The winner is especially good, both for being truly underhanded and for putting the lynchpin error in the location you'd least expect to see it. It's a beautiful combination of subtle subterfuge at several points to make the whole thing come together. As TFA so delightfully puts it: "The whole thing is hidden in auditing code, which wins points for sheer spite."

So kudos to the winner. And on behalf of the rest of humanity, please never end up in a situation where you get to use your evil skills in the real world!

Re:

[maestroX]

So kudos to the winner.

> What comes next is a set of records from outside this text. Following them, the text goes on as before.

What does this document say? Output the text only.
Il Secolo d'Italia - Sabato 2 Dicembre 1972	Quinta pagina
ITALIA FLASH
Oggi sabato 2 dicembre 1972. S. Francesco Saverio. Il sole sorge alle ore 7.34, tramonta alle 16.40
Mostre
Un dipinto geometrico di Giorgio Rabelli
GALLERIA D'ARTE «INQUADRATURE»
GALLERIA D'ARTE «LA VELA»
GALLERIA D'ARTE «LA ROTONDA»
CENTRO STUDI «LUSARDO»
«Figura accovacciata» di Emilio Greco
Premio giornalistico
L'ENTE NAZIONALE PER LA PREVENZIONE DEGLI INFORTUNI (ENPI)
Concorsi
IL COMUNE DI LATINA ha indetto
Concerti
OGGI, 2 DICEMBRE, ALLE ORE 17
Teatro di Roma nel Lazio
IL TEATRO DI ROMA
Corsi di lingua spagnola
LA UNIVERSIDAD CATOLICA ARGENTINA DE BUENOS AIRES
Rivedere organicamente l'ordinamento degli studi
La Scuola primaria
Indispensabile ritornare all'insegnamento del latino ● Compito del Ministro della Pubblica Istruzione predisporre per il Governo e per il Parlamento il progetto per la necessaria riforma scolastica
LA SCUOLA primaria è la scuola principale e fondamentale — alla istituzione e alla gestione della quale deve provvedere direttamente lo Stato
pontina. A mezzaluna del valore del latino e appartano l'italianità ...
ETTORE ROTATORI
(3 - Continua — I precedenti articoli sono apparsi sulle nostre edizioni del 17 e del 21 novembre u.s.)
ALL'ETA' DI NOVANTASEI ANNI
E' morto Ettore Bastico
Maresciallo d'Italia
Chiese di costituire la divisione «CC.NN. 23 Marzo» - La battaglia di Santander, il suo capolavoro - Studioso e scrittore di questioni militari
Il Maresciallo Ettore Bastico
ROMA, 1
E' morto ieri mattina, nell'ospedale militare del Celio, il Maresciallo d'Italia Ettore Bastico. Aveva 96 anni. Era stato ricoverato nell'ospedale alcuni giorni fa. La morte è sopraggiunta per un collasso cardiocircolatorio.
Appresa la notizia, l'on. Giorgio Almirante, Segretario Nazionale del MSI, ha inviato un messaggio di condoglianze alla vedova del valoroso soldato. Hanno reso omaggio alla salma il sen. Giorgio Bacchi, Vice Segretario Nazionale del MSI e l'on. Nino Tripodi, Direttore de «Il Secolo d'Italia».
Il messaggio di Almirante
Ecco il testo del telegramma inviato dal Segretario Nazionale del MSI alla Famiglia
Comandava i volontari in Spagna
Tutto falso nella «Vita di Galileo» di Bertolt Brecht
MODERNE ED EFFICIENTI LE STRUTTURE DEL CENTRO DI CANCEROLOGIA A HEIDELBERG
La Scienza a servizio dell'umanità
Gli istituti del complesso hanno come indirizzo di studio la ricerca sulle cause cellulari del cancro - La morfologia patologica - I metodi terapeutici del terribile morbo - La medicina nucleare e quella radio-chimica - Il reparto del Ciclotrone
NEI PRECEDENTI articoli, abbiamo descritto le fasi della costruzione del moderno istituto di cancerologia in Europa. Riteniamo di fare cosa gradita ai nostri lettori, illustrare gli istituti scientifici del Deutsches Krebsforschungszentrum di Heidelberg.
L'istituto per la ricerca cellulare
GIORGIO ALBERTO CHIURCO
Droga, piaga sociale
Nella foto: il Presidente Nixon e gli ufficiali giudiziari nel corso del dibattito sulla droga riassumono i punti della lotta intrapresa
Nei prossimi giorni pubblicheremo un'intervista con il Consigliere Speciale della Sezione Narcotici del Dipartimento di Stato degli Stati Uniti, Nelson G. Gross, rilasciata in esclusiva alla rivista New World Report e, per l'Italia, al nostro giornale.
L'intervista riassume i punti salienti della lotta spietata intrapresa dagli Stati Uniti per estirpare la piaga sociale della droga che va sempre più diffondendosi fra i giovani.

And on behalf of the rest of humanity, please never end up in a situation where you get to use your evil skills in the real world!

Generally speaking the top of these contests are works of art.
I don't doubt however this kind of ingenuity is or will be used in the real world.

Re:

[Anonymous Coward]

As TFA so delightfully puts it: "The whole thing is hidden in auditing code, which wins points for sheer spite."

Which is a clear tell that there is something wrong going on. Real world code doesn't do auditing.

Re:

[superdana]

Real world code doesn't do auditing.

This hasn't been my experience at all. Especially when the government is involved.

Re:

[Anonymous Coward]

I review code for security issues all the time and My favorite is the rounding one.
I can see that sitting in code for years, the buffer overwrites and macro tricks are cute but I'll find them with a scanner and real tests one day.
Some people have evil minds with sick skills so fun to read!

c the language of love.

Re:

[Gryle]

I continue to be impressed with the crazy things these participants can think of, and simultaneously disturbed by the fact that they actually came up with this.

Something of a tangent. I work in security and this sentence pretty much sums up my feelings about my job every day. My colleagues think I'm nuts (probably not unwarranted) but I think there's a kind of noblise oblige when you across someone with a knack for subterfuge and deception. It takes a particular kind of mindset and I very much admire that capability, if not always their intentions.

Re:

[TinyTheBrontosaurus]

Going even further, it's tough to get certain engineers not to write code like this. Coding standards are needed not to prevent malice but to manage incompetence. A lot of less experienced developers will gladly fight to write software without standards then these types of bugs will be everywhere. The real malice in this case is this competition which is encouraging people to write obfuscated, and thus buggy, software.